Last Saturday Jason Salzman of the Rocky Mountain News cited me and Ari Armstrong as people in Colorado he’d quote for “an extreme free-market view”:
In response to my last column documenting how Denver journalists love and embed the conservative/libertarian Independence Institute, some people asked whom I’d quote instead of institute President Jon Caldara. … For an extreme free-market view, there’s Ari Armstrong (ariarmstrong.com) and Brian T. S[ch]wartz (wakalix.com), among others.
Ari wrote some insightful comments on this on his blog, here.
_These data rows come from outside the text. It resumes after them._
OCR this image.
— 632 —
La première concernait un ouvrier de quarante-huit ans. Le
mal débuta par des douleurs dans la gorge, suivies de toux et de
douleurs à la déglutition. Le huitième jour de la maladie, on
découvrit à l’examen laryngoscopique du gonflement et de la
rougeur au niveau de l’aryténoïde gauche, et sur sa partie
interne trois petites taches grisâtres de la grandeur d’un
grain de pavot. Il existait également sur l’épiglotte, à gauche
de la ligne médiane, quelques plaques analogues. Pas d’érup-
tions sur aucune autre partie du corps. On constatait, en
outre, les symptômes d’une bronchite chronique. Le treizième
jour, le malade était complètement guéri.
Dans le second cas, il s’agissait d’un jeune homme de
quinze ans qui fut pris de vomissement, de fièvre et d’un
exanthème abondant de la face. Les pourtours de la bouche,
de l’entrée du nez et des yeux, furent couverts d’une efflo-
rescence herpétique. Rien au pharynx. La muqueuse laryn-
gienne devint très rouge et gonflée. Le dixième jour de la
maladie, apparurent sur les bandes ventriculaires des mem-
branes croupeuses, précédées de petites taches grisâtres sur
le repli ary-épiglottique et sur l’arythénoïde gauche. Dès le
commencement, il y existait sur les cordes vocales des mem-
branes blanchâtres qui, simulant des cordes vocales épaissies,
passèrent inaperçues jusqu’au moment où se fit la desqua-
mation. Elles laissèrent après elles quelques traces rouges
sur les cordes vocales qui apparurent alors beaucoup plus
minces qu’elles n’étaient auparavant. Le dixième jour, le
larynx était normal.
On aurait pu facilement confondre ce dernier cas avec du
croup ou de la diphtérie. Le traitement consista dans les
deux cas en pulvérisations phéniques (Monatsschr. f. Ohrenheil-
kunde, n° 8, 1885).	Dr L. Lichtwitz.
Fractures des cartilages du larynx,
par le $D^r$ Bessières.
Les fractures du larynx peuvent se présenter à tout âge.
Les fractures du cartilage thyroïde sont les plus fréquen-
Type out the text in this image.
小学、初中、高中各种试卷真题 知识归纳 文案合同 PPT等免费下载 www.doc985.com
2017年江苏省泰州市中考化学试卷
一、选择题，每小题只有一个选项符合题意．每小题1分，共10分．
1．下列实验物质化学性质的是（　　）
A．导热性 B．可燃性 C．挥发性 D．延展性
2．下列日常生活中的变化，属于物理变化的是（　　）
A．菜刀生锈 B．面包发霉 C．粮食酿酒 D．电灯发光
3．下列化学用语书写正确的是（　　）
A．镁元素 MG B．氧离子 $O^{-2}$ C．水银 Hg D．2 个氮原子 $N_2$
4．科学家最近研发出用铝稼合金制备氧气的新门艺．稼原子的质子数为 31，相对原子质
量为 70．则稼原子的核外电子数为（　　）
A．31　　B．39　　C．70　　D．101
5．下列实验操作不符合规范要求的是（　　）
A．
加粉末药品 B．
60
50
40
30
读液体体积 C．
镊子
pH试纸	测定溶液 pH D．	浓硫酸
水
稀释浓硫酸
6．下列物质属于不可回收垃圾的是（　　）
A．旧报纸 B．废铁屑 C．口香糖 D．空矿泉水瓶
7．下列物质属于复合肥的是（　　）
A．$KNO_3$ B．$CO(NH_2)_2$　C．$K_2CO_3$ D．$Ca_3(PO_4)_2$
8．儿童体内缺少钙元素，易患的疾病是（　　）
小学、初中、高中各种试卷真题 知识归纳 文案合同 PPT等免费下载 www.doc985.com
An excerpt:
Unlike most politicians and commentators these days, I don’t get ruffled when somebody suggests that I’m “extreme.” If this strikes you as odd, allow me to ask you a few questions.
Do you want to be extremely happy, or just sort of happy? (I’m not talking about a superficial giddiness, but a deep enjoyment of life.)
Would you like to live in an extremely just society, or a society that’s just only some of the time?
Should we strive to be extremely good, extremely virtuous, extremely moral, or just pretty good?
The alternative to extreme happiness, justice, and goodness is some amount of unhappiness, injustice, and destructive vice. (Please don’t confuse “vice” with activities that can be healthy in the right context, such as moderate drinking.)
Imagine yourself in the mid-1800s. The abolitionists called for the abolition — the complete abandonment — of slavery. They took the extreme position that slavery is morally wrong and should be completely outlawed. The moderates, on the other hand, argued that slavery should merely be restricted. Would you have been on the side of the abolitionists or the moderates?